Parenteral abuse of dosage forms not approved for parenteral administration can be expected to result in serious adverse events, which may be fatal.
Hepatobiliary disorders
Morphine may cause dysfunction and spasm of the sphincter of Oddi, thus raising intrabiliary pressure and increasing the risk of biliary tract symptoms and pancreatitis. Patients with diseases of the biliary tract should be monitored for worsening of symptoms while administering morphine.
Morphine may lower the seizure threshold in patients with a history of epilepsy.
Acute chest syndrome (ACS) in patients with sickle cell disease (SCD)
Due to a possible association between ACS and morphine use in SCD patients treated with morphine during a vaso-occlusive crisis, close monitoring for ACS symptoms is warranted.
As with all morphine preparations, patients who are to undergo cordotomy or other pain relieving surgical procedures should not receive MXL prolonged-release capsules for 24 hours prior to surgery. If further treatment with MXL prolonged release capsules is then indicated the dosage should be adjusted to the new postoperative requirement.
MXL prolonged-release capsules should be used with caution following abdominal surgery as morphine impairs intestinal motility and should not be used until the physician is assured of normal bowel function.
Prolonged release opioids should not be used for acute post-operative pain owing to the increased risk of persistent post-operative opioid use (PPOU) and opioid-induced ventilatory impairment (OIVI).
MXL prolonged release capsules are not recommended preoperatively or within the first 24 hours postoperatively.

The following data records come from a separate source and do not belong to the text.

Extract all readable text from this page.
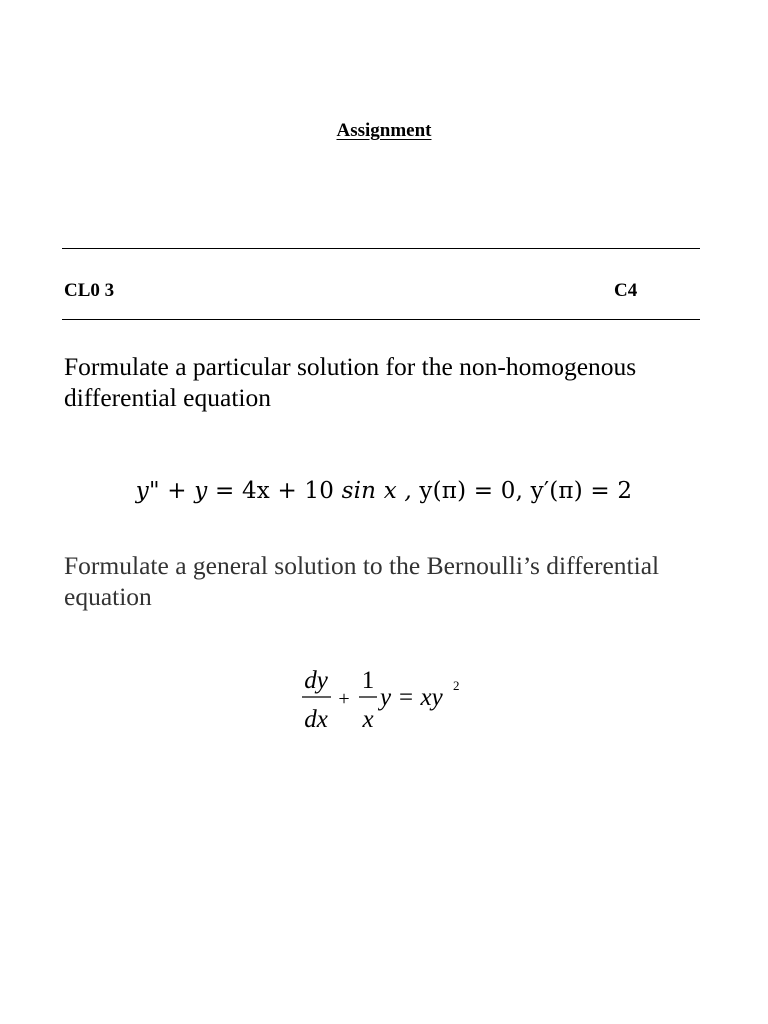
Assignment
CL0 3	C4
Formulate a particular solution for the non-homogenous differential equation
y" + y = 4x + 10 sin x , y(π) = 0, y′(π) = 2
Formulate a general solution to the Bernoulli’s differential equation
dy
dx
+
1
x
y = xy 2
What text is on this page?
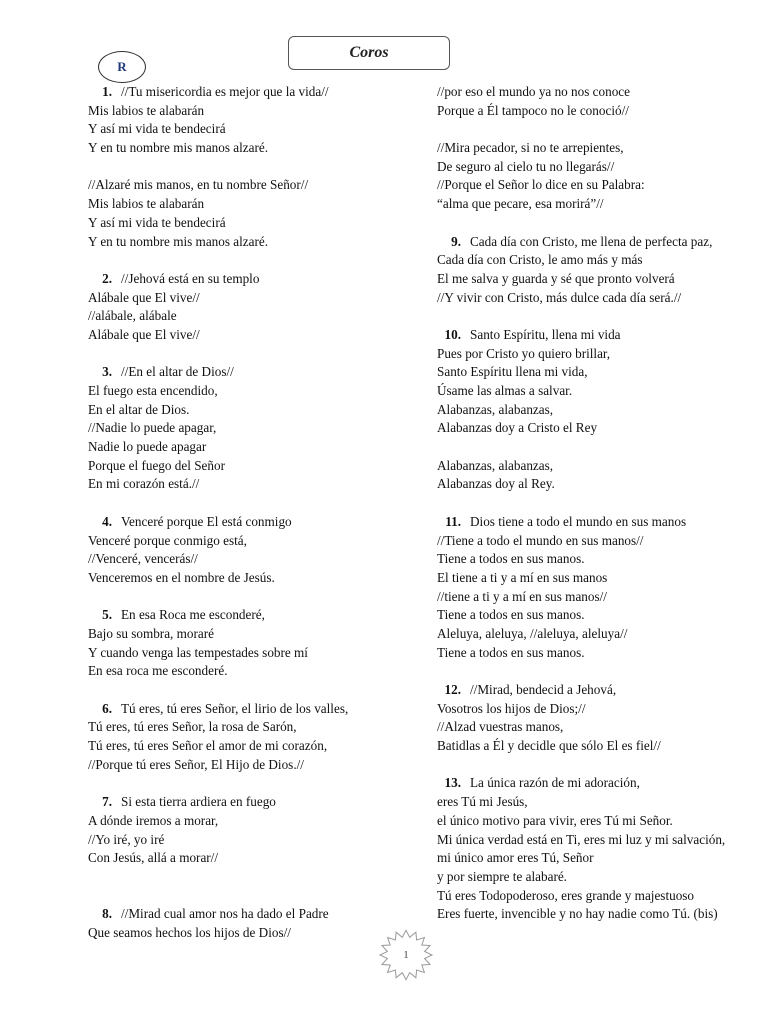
Coros
R
1. //Tu misericordia es mejor que la vida//
Mis labios te alabarán
Y así mi vida te bendecirá
Y en tu nombre mis manos alzaré.
//Alzaré mis manos, en tu nombre Señor//
Mis labios te alabarán
Y así mi vida te bendecirá
Y en tu nombre mis manos alzaré.
2. //Jehová está en su templo
Alábale que El vive//
//alábale, alábale
Alábale que El vive//
3. //En el altar de Dios//
El fuego esta encendido,
En el altar de Dios.
//Nadie lo puede apagar,
Nadie lo puede apagar
Porque el fuego del Señor
En mi corazón está.//
4. Venceré porque El está conmigo
Venceré porque conmigo está,
//Venceré, vencerás//
Venceremos en el nombre de Jesús.
5. En esa Roca me esconderé,
Bajo su sombra, moraré
Y cuando venga las tempestades sobre mí
En esa roca me esconderé.
6. Tú eres, tú eres Señor, el lirio de los valles,
Tú eres, tú eres Señor, la rosa de Sarón,
Tú eres, tú eres Señor el amor de mi corazón,
//Porque tú eres Señor, El Hijo de Dios.//
7. Si esta tierra ardiera en fuego
A dónde iremos a morar,
//Yo iré, yo iré
Con Jesús, allá a morar//
8. //Mirad cual amor nos ha dado el Padre
Que seamos hechos los hijos de Dios//
//por eso el mundo ya no nos conoce
Porque a Él tampoco no le conoció//
//Mira pecador, si no te arrepientes,
De seguro al cielo tu no llegarás//
//Porque el Señor lo dice en su Palabra:
“alma que pecare, esa morirá”//
9. Cada día con Cristo, me llena de perfecta paz,
Cada día con Cristo, le amo más y más
El me salva y guarda y sé que pronto volverá
//Y vivir con Cristo, más dulce cada día será.//
10. Santo Espíritu, llena mi vida
Pues por Cristo yo quiero brillar,
Santo Espíritu llena mi vida,
Úsame las almas a salvar.
Alabanzas, alabanzas,
Alabanzas doy a Cristo el Rey
Alabanzas, alabanzas,
Alabanzas doy al Rey.
11. Dios tiene a todo el mundo en sus manos
//Tiene a todo el mundo en sus manos//
Tiene a todos en sus manos.
El tiene a ti y a mí en sus manos
//tiene a ti y a mí en sus manos//
Tiene a todos en sus manos.
Aleluya, aleluya, //aleluya, aleluya//
Tiene a todos en sus manos.
12. //Mirad, bendecid a Jehová,
Vosotros los hijos de Dios;//
//Alzad vuestras manos,
Batidlas a Él y decidle que sólo El es fiel//
13. La única razón de mi adoración,
eres Tú mi Jesús,
el único motivo para vivir, eres Tú mi Señor.
Mi única verdad está en Ti, eres mi luz y mi salvación,
mi único amor eres Tú, Señor
y por siempre te alabaré.
Tú eres Todopoderoso, eres grande y majestuoso
Eres fuerte, invencible y no hay nadie como Tú. (bis)
1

Oral P2Y12 inhibitor antiplatelet therapy
Within the first day of concomitant P2Y12 inhibitor and morphine treatment, reduced efficacy of P2Y12 inhibitor treatment has been observed (see section 4.5).
It is not possible to ensure bio-equivalence between different brands of prolonged release morphine products. Therefore, it should be emphasised that patients once titrated to an effective dose should not be changed from MXL prolonged-release capsules to other slow, sustained or prolonged release morphine or other potent narcotic analgesic preparations without retitration and clinical assessment.
Hyperalgesia that does not respond to a further dose increase of morphine sulfate may occur in particular in high doses. A morphine sulfate dose reduction or change in opioid may be required.
Opioid analgesics may cause reversible adrenal insufficiency requiring monitoring and glucocorticoid replacement therapy. Symptoms of adrenal insufficiency may include e.g. nausea, vomiting, loss of appetite, fatigue, weakness, dizziness, or low blood pressure.
Some changes that can be seen with long-term use of opioid analgesics include an increase in serum prolactin, and decreases in plasma cortisol, oestrogen and testosterone in association with inappropriately low or normal ACTH, LH or FSH levels. Clinical symptoms include decreased libido, impotence or amenorrhea which may be manifested from these hormonal changes.
Plasma concentrations of morphine may be reduced by rifampicin. The analgesic effect of morphine should be monitored and doses of morphine adjusted during and after treatment with rifampicin.
The prolonged release capsules or their contents (granules) must be swallowed whole, and not broken, chewed, dissolved or crushed. The administration of broken, chewed or crushed morphine granules leads to a rapid release and absorption of a potentially fatal dose of morphine (see section 4.9).
Concomitant use of alcohol and MXL prolonged-release capsules may increase the undesirable effects of MXL prolonged-release capsules; concomitant use should be avoided.
This medicine contains less than 1 mmol sodium (23 mg) per capsule, that is to say essentially 'sodium-free'.